More than 1,800 sea lion pups have been stranded along the coast since January, and hundreds more could still turn up in the coming months, according to the report by the National Oceanic and Atmospheric Administration.
Illness, injury, and weather could affect the sea lion populations, but the NOAA reported the number of stranded pups this year has dwarfed those of previous years. The number found starving along the coast in January and February this year alone was more than 20 times the average rate, the agency found.
Most of the pups have been found in Central and Southern California coastlines, particularly in Santa Barbara and San Diego counties, according to the NOAA. However, officials believe the problem could soon expand to the northern part of the state.
Rehabilitation centers and wildlife organizations have stepped in when residents have reported sea lions wandering far from the water in search of food, but many centers have found themselves overloaded by the number of pups.

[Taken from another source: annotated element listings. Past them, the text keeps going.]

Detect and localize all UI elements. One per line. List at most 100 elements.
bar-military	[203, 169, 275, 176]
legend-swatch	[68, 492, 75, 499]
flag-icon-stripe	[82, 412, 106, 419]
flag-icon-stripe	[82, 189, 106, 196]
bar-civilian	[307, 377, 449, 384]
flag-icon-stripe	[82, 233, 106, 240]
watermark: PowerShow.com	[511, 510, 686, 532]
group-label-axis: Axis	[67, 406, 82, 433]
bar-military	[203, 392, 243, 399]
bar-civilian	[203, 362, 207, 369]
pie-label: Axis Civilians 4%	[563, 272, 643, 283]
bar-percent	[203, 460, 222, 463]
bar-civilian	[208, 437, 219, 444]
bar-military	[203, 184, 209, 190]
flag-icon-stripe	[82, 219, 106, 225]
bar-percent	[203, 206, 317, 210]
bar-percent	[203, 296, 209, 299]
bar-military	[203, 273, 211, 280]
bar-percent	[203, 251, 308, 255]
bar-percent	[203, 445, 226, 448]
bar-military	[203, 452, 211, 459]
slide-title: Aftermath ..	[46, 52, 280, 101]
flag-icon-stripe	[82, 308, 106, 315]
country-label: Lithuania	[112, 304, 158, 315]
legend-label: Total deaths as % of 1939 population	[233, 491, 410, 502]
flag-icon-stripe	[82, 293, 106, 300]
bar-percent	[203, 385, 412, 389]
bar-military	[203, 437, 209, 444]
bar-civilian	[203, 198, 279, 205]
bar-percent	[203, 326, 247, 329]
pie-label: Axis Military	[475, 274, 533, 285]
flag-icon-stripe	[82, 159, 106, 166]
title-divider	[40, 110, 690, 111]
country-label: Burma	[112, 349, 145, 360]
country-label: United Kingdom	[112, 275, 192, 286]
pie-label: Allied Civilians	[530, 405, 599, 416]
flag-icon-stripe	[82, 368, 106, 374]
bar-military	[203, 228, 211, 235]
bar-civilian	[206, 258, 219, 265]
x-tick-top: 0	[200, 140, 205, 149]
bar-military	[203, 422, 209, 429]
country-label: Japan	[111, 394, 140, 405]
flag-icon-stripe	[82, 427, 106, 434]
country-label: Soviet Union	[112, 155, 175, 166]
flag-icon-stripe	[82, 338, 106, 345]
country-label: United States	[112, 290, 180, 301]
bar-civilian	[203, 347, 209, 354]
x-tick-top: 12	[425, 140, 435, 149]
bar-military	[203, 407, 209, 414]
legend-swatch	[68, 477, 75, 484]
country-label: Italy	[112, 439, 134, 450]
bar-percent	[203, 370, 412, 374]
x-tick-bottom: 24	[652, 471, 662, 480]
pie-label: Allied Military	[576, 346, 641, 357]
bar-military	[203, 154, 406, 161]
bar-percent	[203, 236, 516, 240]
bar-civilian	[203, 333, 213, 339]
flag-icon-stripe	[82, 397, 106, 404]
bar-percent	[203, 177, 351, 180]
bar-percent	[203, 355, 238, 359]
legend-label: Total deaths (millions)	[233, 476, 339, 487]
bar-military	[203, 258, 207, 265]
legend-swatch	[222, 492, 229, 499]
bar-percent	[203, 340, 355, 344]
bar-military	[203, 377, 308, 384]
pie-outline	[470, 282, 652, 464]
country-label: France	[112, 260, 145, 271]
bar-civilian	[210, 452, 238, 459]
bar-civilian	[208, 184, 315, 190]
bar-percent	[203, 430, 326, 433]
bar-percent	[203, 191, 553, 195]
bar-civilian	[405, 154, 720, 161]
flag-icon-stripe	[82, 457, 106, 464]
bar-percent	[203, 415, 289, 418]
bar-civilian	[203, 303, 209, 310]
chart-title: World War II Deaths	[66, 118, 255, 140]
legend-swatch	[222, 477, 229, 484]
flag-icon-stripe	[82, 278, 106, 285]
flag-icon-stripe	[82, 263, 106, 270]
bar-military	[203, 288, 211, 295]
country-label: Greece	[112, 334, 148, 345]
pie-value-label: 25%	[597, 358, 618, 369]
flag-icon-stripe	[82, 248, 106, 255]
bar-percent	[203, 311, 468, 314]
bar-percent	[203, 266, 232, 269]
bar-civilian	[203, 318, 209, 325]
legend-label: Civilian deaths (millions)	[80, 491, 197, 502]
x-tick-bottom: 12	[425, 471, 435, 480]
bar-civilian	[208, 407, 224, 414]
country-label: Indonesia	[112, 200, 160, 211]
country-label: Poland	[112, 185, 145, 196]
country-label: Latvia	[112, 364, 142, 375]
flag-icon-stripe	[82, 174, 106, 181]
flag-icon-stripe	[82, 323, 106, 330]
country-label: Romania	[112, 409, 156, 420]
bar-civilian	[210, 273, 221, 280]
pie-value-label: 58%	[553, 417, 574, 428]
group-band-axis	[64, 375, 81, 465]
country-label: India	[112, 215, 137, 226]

In 2013, an "Unusual Mortality Event" was declared because of the number of sea lions who died and washed ashore. This year, officials said they are seeing several similar factors to what occurred in 2013.
In 2013, NOAA fisheries found the unusually high number of deaths occurred because many sea lion mothers were not able to provide enough milk nourishment for their growing pups.
According to the report, sea lion pups are dependent on their mothers for the first six months and are usually weaned at 11 months.
"If the mothers had difficulty finding food, or had to travel further offshore to find food, then the pups may have tried to feed on their own before they were able, resulting in starvation," the report found.
The sea lions that have been found this year appear to have been born in summer 2014. Many of them are suffering from dehydration and starvation.
With their mothers likely unable to keep up with regular feedings, the pups are weaning themselves earlier than they should be out of desperation to strike out on their own in search of food. Problem is, they are too underdeveloped and malnourished to hunt and fend for themselves, according to the NOAA.
At the same time, slightly warmer coastal waters could be driving the sea lions' prey farther north in search of colder conditions, depleting the food supply along the central and southern coasts.
Most of the pups that have been rescued this year were about 7 months old, according to the NOAA.
NOAA officials said they are training volunteers in centers across California to prepare for the possibility of more stranded pups this year.
Yet the high number of rescues has stretched the resources of several centers thin.
"There may come a point when resource limitations prevent facilities from continuing to accept more animals in order to maintain the appropriate care for the animals that they are already treating," the report read.
People who come into contact with pups wandering away from the beach are also being asked not to touch or approach them and instead contact local authorities.